A Justiça de Sergipe multou e advertiu pais que substituíam a escola pelo ensino em casa. Decisão reforça que educação domiciliar não tem amparo legal no país.
A 2ª Câmara Cível do Tribunal de Justiça do Estado de Sergipe (TJ-SE) tomou uma decisão importante ao afirmar que pais não podem substituir a educação escolar obrigatória pelo ensino domiciliar sem uma previsão legal específica. Com base nesse entendimento, o colegiado decidiu que um casal deve matricular seus dois filhos em uma instituição de ensino regular, além de confirmar a aplicação de multa e advertência aos responsáveis.
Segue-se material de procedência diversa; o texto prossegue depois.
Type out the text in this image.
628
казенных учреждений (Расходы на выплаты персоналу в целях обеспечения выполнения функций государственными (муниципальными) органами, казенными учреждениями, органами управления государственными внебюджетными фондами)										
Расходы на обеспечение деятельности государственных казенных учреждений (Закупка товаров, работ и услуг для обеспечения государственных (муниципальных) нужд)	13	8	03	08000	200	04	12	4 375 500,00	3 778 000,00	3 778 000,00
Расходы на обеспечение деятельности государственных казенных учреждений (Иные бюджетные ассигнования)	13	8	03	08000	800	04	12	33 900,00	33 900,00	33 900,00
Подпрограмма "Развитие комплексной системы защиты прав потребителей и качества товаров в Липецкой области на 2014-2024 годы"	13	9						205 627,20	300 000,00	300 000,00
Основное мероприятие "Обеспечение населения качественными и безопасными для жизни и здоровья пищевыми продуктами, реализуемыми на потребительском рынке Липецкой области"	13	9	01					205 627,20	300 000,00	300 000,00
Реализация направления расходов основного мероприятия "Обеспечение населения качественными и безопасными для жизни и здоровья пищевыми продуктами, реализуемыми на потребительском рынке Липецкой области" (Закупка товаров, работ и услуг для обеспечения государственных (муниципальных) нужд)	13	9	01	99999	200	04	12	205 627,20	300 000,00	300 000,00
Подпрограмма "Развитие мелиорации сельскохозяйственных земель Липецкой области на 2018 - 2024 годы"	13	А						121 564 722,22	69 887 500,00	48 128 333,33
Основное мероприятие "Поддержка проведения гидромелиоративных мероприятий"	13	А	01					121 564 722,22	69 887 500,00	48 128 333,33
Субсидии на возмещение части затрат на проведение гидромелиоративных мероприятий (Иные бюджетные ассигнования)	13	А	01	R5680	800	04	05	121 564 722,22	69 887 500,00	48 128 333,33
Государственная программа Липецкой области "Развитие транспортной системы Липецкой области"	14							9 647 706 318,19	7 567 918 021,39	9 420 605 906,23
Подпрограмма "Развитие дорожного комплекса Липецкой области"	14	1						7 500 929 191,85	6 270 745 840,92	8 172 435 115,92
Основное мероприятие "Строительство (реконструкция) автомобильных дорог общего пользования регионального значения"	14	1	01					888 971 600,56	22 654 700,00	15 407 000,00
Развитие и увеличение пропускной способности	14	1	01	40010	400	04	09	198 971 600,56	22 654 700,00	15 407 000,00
O caso, que está sob segredo de Justiça desde 2024, teve o resumo do julgamento divulgado na última segunda-feira, 1º de junho de 2026. O relator do processo, desembargador João Hora Neto, fundamentou seu voto em uma tese de repercussão geral fixada pelo Supremo Tribunal Federal em 2018. Naquela ocasião, a Corte, sob relatoria do então ministro Luís Roberto Barroso, definiu que “não existe direito público subjetivo do aluno ou de sua família ao ensino domiciliar, inexistente na legislação brasileira”.
Ao analisar o pedido apresentado pelo Ministério Público do Estado de Sergipe, o relator considerou que tanto a multa quanto a advertência aplicadas aos responsáveis eram adequadas. A decisão menciona o artigo 249 do Estatuto da Criança e do Adolescente, que prevê sanções para aqueles que descumprirem os deveres inerentes ao poder familiar ou determinações da autoridade judiciária.
Atualmente, o homeschooling ainda carece de regulamentação federal. No Congresso Nacional, parlamentares conservadores têm defendido projetos que visam regulamentar essa modalidade de ensino e anistiar multas impostas a famílias que optaram pela educação domiciliar.
Recentemente, o tema voltou a ser amplamente debatido em função da situação do influenciador católico Tiba Camargos e sua esposa, Andréa Camargos, que enfrentam uma medida semelhante em relação aos seis filhos no Rio Grande do Sul. Em um vídeo nas redes sociais, o casal afirmou ter cumprido a exigência de matrícula escolar, mas reafirmou seu compromisso com a defesa da regulamentação do ensino domiciliar.
“Queremos dizer a todas as famílias que permaneçam firmes, porque vale a pena. Em nove anos, vimos os frutos na formação moral e intelectual dos nossos filhos. O homeschooling é uma modalidade de ensino muito eficaz. Não queremos desmotivar ou trazer medo”, destacou Andréa.
Outro episódio que ampliou a discussão ocorreu em Jales, onde um casal foi condenado por suposto abandono intelectual. O caso gerou novos desdobramentos, com o juiz Júnior da Luz Miranda sendo alvo de procedimento no Conselho Nacional de Justiça por comentários feitos em um vídeo publicado por uma advogada envolvida no caso. O juiz negou ter feito o comentário e desativou sua conta no Instagram pouco tempo depois.
Embora o debate sobre o homeschooling tenha sido silencioso em tempos anteriores, essa modalidade de ensino é parte da legislação e das opções educacionais disponíveis em países como Estados Unidos e Portugal. Em setembro do ano passado, a Organização das Nações Unidas reconheceu os potenciais benefícios do homeschooling em um relatório intitulado “Homeschooling pelas lentes dos direitos humanos”.